REVELACIONES DE NUESTRA SEÑORA A SANTA BRÍGIDA SOBRE LA AGONÍA DE SU DIVINO HIJO
«Era mi Hijo de milagrosa complexión, y así batallaba en Él la muerte con la vida. Subía el dolor de los pies y manos clavados, de la cabeza traspasado y de los nervios y venas rotas, al corazón tiernísimo, y lo atormentaban con increíble angustia. Resistía la valentía del corazón la violencia del dolor; así volvía a difundirse por los miembros, y se prolongaba la muerte con indecible amargura. Estando en esta batalla de infinitas agonías, volvió hacia mí la vista, y conociendo la grandeza del tormento que padecía mi alma, fue tanta la amargura y tribulación de su amabilísimo corazón, que rendido a la inefable angustia de la muerte, según la humanidad, clamó a su eterno Padre, diciendo: «¡Padre en tus manos encomiendo mi espíritu!»

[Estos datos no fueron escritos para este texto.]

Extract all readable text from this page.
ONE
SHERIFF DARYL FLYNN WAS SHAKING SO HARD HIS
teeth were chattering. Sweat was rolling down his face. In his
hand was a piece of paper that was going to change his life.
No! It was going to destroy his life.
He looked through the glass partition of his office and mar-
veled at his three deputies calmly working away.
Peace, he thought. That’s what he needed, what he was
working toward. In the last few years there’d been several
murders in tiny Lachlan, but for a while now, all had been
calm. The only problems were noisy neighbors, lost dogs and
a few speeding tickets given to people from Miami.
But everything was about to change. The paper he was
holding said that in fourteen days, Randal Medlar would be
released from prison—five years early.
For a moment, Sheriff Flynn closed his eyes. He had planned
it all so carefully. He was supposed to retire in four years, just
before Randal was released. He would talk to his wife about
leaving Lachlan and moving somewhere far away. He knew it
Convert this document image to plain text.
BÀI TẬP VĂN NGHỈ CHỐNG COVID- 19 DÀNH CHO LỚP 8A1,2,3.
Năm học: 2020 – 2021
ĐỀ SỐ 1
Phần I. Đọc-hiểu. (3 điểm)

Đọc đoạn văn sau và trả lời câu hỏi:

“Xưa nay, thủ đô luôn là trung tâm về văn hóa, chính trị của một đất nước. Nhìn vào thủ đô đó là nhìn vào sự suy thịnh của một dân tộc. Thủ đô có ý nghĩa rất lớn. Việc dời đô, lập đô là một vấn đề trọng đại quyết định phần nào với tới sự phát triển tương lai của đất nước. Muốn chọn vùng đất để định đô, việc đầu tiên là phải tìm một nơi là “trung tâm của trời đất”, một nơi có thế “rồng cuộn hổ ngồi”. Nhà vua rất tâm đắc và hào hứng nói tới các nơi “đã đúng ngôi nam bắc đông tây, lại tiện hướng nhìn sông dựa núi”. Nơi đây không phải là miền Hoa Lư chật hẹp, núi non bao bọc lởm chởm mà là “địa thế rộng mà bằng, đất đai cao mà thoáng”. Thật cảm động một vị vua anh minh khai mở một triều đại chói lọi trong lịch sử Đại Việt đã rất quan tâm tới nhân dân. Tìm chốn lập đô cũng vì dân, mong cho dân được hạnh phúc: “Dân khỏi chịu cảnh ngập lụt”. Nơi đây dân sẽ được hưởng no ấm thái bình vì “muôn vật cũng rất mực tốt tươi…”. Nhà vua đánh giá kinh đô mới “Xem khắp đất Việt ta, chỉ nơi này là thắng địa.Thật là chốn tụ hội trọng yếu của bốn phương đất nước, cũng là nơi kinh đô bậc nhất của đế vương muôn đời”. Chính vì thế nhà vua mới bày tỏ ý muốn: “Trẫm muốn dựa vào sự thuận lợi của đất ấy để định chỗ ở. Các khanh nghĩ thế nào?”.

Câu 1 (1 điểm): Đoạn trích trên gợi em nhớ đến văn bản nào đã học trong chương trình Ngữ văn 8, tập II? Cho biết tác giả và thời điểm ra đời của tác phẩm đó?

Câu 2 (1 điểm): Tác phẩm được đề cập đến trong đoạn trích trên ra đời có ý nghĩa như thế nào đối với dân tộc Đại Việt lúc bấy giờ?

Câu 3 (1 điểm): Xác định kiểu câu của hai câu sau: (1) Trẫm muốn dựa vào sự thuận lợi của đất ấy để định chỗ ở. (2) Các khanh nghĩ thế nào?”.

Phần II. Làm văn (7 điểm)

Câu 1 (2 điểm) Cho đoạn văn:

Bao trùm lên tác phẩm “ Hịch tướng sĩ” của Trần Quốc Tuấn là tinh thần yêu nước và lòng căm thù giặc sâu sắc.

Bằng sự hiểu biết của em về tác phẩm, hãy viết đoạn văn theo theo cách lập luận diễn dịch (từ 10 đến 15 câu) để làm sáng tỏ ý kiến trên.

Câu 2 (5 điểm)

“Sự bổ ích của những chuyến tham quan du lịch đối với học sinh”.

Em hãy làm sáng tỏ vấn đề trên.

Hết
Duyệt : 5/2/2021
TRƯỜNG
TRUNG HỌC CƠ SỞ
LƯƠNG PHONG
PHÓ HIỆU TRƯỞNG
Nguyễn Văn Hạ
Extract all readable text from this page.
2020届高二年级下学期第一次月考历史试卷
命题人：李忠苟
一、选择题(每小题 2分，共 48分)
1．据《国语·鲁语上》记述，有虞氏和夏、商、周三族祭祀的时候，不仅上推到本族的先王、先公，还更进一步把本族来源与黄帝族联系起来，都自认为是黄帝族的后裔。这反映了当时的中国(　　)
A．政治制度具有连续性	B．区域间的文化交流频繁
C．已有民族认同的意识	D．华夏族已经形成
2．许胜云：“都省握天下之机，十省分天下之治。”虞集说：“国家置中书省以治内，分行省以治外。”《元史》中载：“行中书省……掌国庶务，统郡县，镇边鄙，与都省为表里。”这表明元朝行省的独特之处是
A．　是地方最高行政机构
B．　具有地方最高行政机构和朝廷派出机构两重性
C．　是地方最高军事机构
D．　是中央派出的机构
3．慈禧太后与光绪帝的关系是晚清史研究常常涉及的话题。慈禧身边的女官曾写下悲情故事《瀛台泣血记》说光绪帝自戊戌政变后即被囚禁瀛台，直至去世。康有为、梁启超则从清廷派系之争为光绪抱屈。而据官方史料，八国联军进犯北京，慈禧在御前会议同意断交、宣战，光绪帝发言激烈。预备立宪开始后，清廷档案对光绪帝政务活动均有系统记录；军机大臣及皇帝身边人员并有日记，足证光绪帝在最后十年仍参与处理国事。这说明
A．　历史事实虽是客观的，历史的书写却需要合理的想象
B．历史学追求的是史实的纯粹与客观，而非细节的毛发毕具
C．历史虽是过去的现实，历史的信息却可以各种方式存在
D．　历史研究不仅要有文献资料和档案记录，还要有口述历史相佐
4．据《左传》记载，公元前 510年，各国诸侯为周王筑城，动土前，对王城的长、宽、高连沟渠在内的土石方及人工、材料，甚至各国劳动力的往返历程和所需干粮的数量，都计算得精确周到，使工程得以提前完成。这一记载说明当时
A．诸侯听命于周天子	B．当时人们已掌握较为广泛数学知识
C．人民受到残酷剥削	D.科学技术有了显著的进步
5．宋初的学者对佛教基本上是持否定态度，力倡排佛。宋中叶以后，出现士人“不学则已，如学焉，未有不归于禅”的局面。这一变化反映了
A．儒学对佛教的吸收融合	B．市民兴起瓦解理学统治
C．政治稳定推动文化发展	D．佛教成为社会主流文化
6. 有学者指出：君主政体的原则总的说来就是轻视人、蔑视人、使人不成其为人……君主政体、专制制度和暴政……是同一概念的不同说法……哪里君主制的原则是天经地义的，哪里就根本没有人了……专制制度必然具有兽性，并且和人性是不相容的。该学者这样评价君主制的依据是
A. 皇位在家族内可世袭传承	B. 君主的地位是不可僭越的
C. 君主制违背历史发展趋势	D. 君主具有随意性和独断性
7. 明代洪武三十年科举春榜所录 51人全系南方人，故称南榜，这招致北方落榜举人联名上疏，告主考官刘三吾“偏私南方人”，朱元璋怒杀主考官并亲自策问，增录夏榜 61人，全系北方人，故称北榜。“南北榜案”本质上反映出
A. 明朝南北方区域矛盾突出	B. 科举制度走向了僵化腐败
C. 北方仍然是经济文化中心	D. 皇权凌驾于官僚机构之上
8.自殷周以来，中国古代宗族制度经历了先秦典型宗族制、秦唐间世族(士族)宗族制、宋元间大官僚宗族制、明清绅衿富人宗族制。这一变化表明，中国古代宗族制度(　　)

«Como yo, la más triste y afligida de todas las criaturas, oyese el clamor de mi Hijo y conociese que era señal de su muerte, tuve tanta tristeza y dolor en mi alma y cuerpo, que empecé a temblar con tanta fuerza, que las entrañas se me estremecían y todos los miembros y huesos de mi cuerpo temblando se daban unos con otros con tanto pavor y espanto, con tan amargo dolor de mi corazón, que faltan palabras para explicarlo.»
«Volví a mi Hijo Santísimo la vista y conocí que su corazón se le partía por medio de dolor. Vi que todos los miembros de su divino cuerpo horrorosamente se estremecían y temblaban. Vi que levantó un poco su santísima cabeza, y luego la inclinaba a mí, su afligida y dolorosa madre. Vi que la boca se le abría, que la lengua se le divisaba toda cubierta de sangre helada. Vi que sus manos sacratísimas se retiraron un poco de los clavos y se alargaron las heridas, y todo el peso del cuerpo se dejaba venir sobre los divinos pies. Vi que los dedos de las manos y los brazos se estiraban y ponían yertos, las espaldas se le apretaban fuertemente contra la cruz, y entonces expiró con inefables angustias y amarguras, la vida de mi alma, mi Jesús».
Cristo nos dará de comer a todos el Pan de Vida... a todos los que libres del pecado por la Confesión, tengamos el honor de aceptarlo y recibirlo realmente presente en la Eucaristía. "Yo soy el pan, el vivo, el que bajó del cielo. Si uno come de este pan vivirá para siempre, y por lo tanto el pan que Yo daré es la carne mía para la vida del mundo" (Jn VI 51).